En 1993, ces données avaient plongé à 3936 tonnes et à 3 411 890 $. Il s’agit de chutes respectives de 90,3 % pour les débarquements et de 80,7 % pour les revenus.
En 1994, il ne restait au Québec que des prises accidentelles et scientifiques de 195 tonnes, d’une valeur de 199 800 $.
Pendant ce temps, au Canada atlantique, ce qui inclut le Québec, les quotas annuels sont passés de 167 000 tonnes métriques en 1985 à 18 000 tonnes en 1993, un fléchissement de 89,2 %. Ces maigres 18 000 tonnes incluaient le contingent d’environ 9000 tonnes du banc de George, dans le sud-ouest de la Nouvelle-Écosse, où la pêche n’a jamais été arrêtée jusqu’à nos jours. C’est d’ailleurs du banc de George qu’arrivait l’essentiel de la morue que les Gaspésiens ont continué à manger en 1994 et par la suite.
Une ressource convoitée depuis longtemps
Le bouleversement de 1993-1994 frappait non seulement des emplois, mais tout un mode de vie. La morue était à la base de la construction d’établissements temporaires et permanents en Gaspésie bien avant toute autre exploitation d’autres ressources.
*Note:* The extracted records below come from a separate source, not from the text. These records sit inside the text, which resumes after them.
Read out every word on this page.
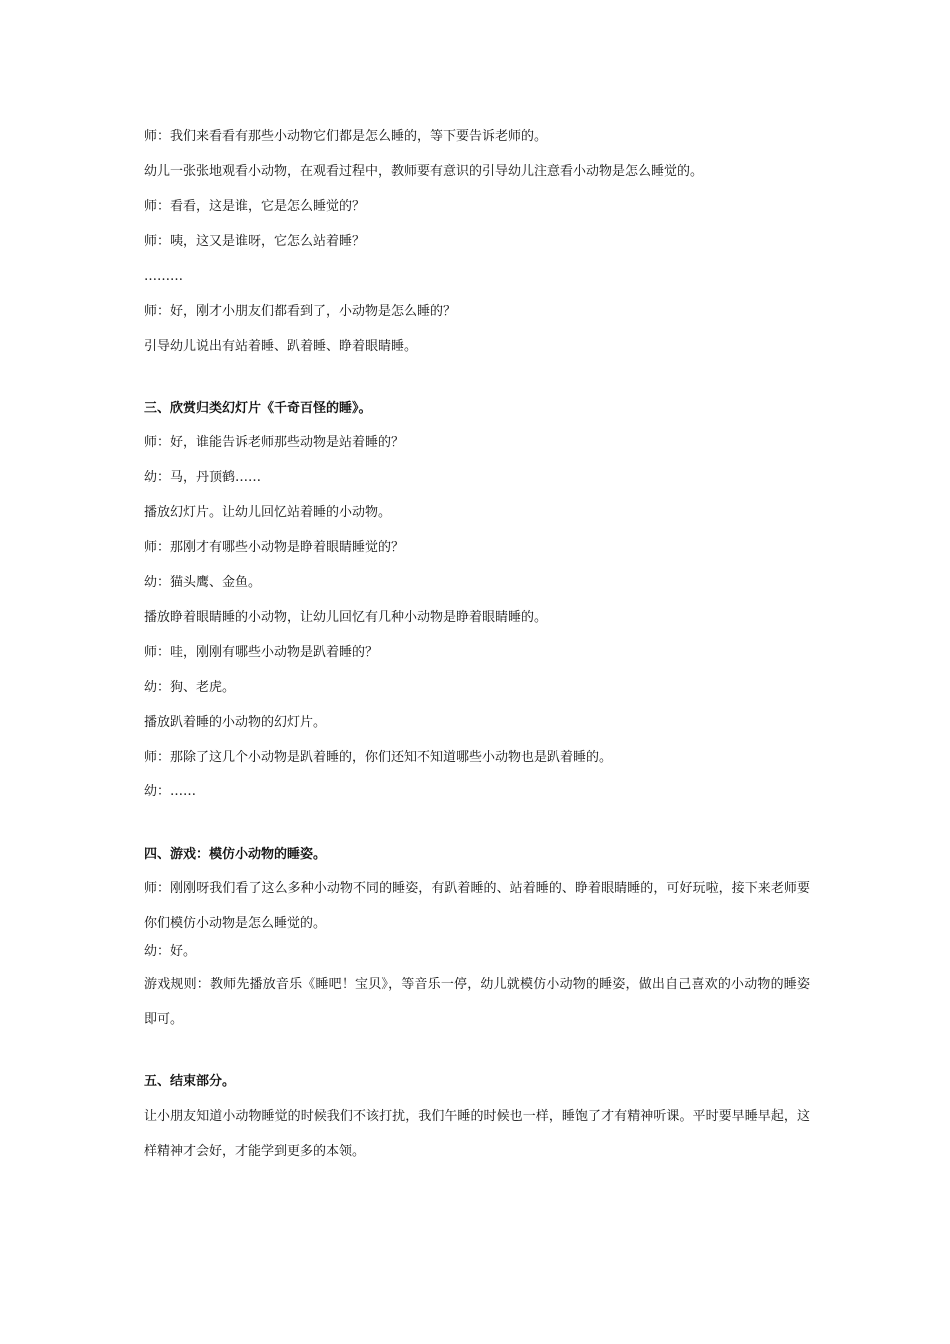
师：我们来看看有那些小动物它们都是怎么睡的，等下要告诉老师的。
幼儿一张张地观看小动物，在观看过程中，教师要有意识的引导幼儿注意看小动物是怎么睡觉的。
师：看看，这是谁，它是怎么睡觉的？
师：咦，这又是谁呀，它怎么站着睡？
………
师：好，刚才小朋友们都看到了，小动物是怎么睡的？
引导幼儿说出有站着睡、趴着睡、睁着眼睛睡。
三、欣赏归类幻灯片《千奇百怪的睡》。
师：好，谁能告诉老师那些动物是站着睡的？
幼：马，丹顶鹤……
播放幻灯片。让幼儿回忆站着睡的小动物。
师：那刚才有哪些小动物是睁着眼睛睡觉的？
幼：猫头鹰、金鱼。
播放睁着眼睛睡的小动物，让幼儿回忆有几种小动物是睁着眼睛睡的。
师：哇，刚刚有哪些小动物是趴着睡的？
幼：狗、老虎。
播放趴着睡的小动物的幻灯片。
师：那除了这几个小动物是趴着睡的，你们还知不知道哪些小动物也是趴着睡的。
幼：……
四、游戏：模仿小动物的睡姿。
师：刚刚呀我们看了这么多种小动物不同的睡姿，有趴着睡的、站着睡的、睁着眼睛睡的，可好玩啦，接下来老师要你们模仿小动物是怎么睡觉的。
幼：好。
游戏规则：教师先播放音乐《睡吧！宝贝》，等音乐一停，幼儿就模仿小动物的睡姿，做出自己喜欢的小动物的睡姿即可。
五、结束部分。
让小朋友知道小动物睡觉的时候我们不该打扰，我们午睡的时候也一样，睡饱了才有精神听课。平时要早睡早起，这样精神才会好，才能学到更多的本领。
Avant de venir explorer le golfe Saint-Laurent en 1534 et le fleuve en 1535, Jacques Cartier était venu sur un ou des bateaux de pêche malouins.
« Qu’il soit venu comme mousse, matelot, pêcheur ou capitaine-pêcheur, cela n’a pas d’importance. Il connaissait l’endroit et il savait où il allait en 1534, du moins jusqu’au détroit de Belle-Isle », assure l’historien Mario Mimeault, de Gaspé.
« Qui disait pêche ou poisson à l’époque, disait morue », renchérit son collègue Jean-Marie Thibeault, de Saint-Georges-de-Malbaie.
Il aime bien rappeler que la morue était bien plus importante que les fourrures en Nouvelle-France au XVIIIe siècle.
« De mémoire, la morue est mentionnée trois fois dans le Traité d’Utrecht en 1713 et neuf fois dans le Traité de Paris, en 1763, qui est le plus important traité de notre histoire. Toujours de mémoire, il n’est pas question de fourrure dans ces traités. En tout cas, dans le Traité de Paris c’est zéro, sûr », ajoute M. Thibeault.
Mario Mimeault partage cet avis dans son ouvrage La pêche à la morue en Nouvelle-France, paru en 2017; la pêche à la morue a été occultée de trop de manuels d’histoire au détriment des coureurs des bois et des fourrures.
De 1550 à 1650, on assiste à la création de postes de pêche saisonniers en Gaspésie, avant l’érection de postes permanents. Les plages de galets, la présence de bois et les vents permettent de développer le séchage et le salage de la morue le long des côtes, notamment sur des vigneaux.
D’autres crises de moindre envergure
À divers moments des 400 dernières années, les pêcheries gaspésiennes ont été soumises à des crises. Par exemple, en 1758, Wolfe détruit les installations de la Seigneurie de Pabos, alors les plus importantes infrastructures de morue salée et séchée de la Gaspésie.
En 1886, la faillite de la Banque de Jersey plonge une grande partie de la Gaspésie en crise, surtout les pêcheurs. Dans les années 1930, la pêche perd de l’attrait au sein des Gaspésiens, qui se tournent de plus en plus vers la forêt ou les grandes villes, parce que les conditions de capture et de transformation ne leur permettent pas d’être compétitifs.
En 1886, la faillite de la Banque de Jersey plonge une grande partie de la Gaspésie en crise, surtout les pêcheurs. Dans les années 1930, la pêche perd de l’attrait au sein des Gaspésiens, qui se tournent de plus en plus vers la forêt ou les grandes villes, parce que les conditions de capture et de transformation ne leur permettent pas d’être compétitifs.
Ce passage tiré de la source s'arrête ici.